Susanne Feld

Susanne Feld (38) beschließt mit vier Jahren, in der Schule nur Einsen zu schreiben. Sie lernt Geige und Klavier, beginnt ein Studium und wäre fast Musiklehrerin geworden. Durch einen Aushang an der Uni wird sie neugierig auf Alexander-Technik, und nach wenigen Sitzungen ist sie ihre jahrelangen Schmerzen und Verspannungen in der Schulter los. Da beschließt sie, ihr Leben Schritt für Schritt umzukrempeln. Heute arbeitet sie als Alexander-Technik-Lehrerin, Gestalttherapeutin und Heilpraktikerin für Psychotherapie.

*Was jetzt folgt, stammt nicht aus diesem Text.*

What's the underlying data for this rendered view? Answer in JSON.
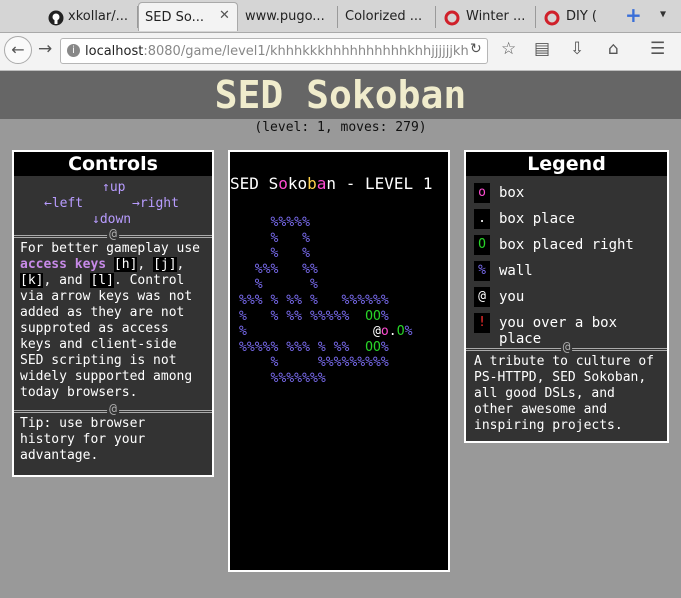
{
  "browser": {
    "tabs": [
      {
        "label": "xkollar/...",
        "favicon": "github-icon"
      },
      {
        "label": "SED So...",
        "favicon": "page-icon",
        "active": true
      },
      {
        "label": "www.pugo...",
        "favicon": "none"
      },
      {
        "label": "Colorized ...",
        "favicon": "none"
      },
      {
        "label": "Winter ...",
        "favicon": "redhat-icon"
      },
      {
        "label": "DIY (",
        "favicon": "redhat-icon"
      }
    ],
    "url_host": "localhost",
    "url_path": ":8080/game/level1/khhhkkkhhhhhhhhhhkhhjjjjjjkh"
  },
  "page": {
    "title": "SED Sokoban",
    "status": "(level: 1, moves: 279)"
  },
  "controls": {
    "title": "Controls",
    "up": "↑up",
    "left": "←left",
    "right": "→right",
    "down": "↓down",
    "divider": "@",
    "text_before": "For better gameplay use",
    "access_keys": "access keys",
    "key_h": "[h]",
    "key_j": "[j]",
    "key_k": "[k]",
    "key_l": "[l]",
    "text_and": ", and",
    "text_after": ". Control via arrow keys was not added as they are not supproted as access keys and client-side SED scripting is not widely supported among today browsers.",
    "tip": "Tip: use browser history for your advantage."
  },
  "game": {
    "title": "SED Sokoban - LEVEL 1"
  },
  "legend": {
    "title": "Legend",
    "items": [
      {
        "symbol": "o",
        "label": "box",
        "color": "#ff4cd2"
      },
      {
        "symbol": ".",
        "label": "box place",
        "color": "#ffffff"
      },
      {
        "symbol": "O",
        "label": "box placed right",
        "color": "#28d428"
      },
      {
        "symbol": "%",
        "label": "wall",
        "color": "#7a6cf0"
      },
      {
        "symbol": "@",
        "label": "you",
        "color": "#ffffff"
      },
      {
        "symbol": "!",
        "label": "you over a box place",
        "color": "#ff3030"
      }
    ],
    "divider": "@",
    "tribute": "A tribute to culture of PS-HTTPD, SED Sokoban, all good DSLs, and other awesome and inspiring projects."
  },
  "colors": {
    "wall": "#7a6cf0",
    "box": "#ff4cd2",
    "placed": "#28d428",
    "header_bg": "#666666",
    "title": "#f0eccc"
  }
}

Susanne sieht jung aus mit ihren kurzen lockigen Haaren und dem verschmitzten Lächeln, das eine kleine Zahnlücke erkennen lässt. Ihre lichtdurchflutete Einzimmerwohnung im vierten Stock eines Berliner Altbaus in Prenzlauer Berg spiegelt wider, was Susanne wichtig ist: viel Raum. „Ich habe mich nach und nach von unnützen Dingen getrennt. Ein langer, aber sehr befreiender Weg“, sagt Susanne und breitet lächelnd die Arme aus.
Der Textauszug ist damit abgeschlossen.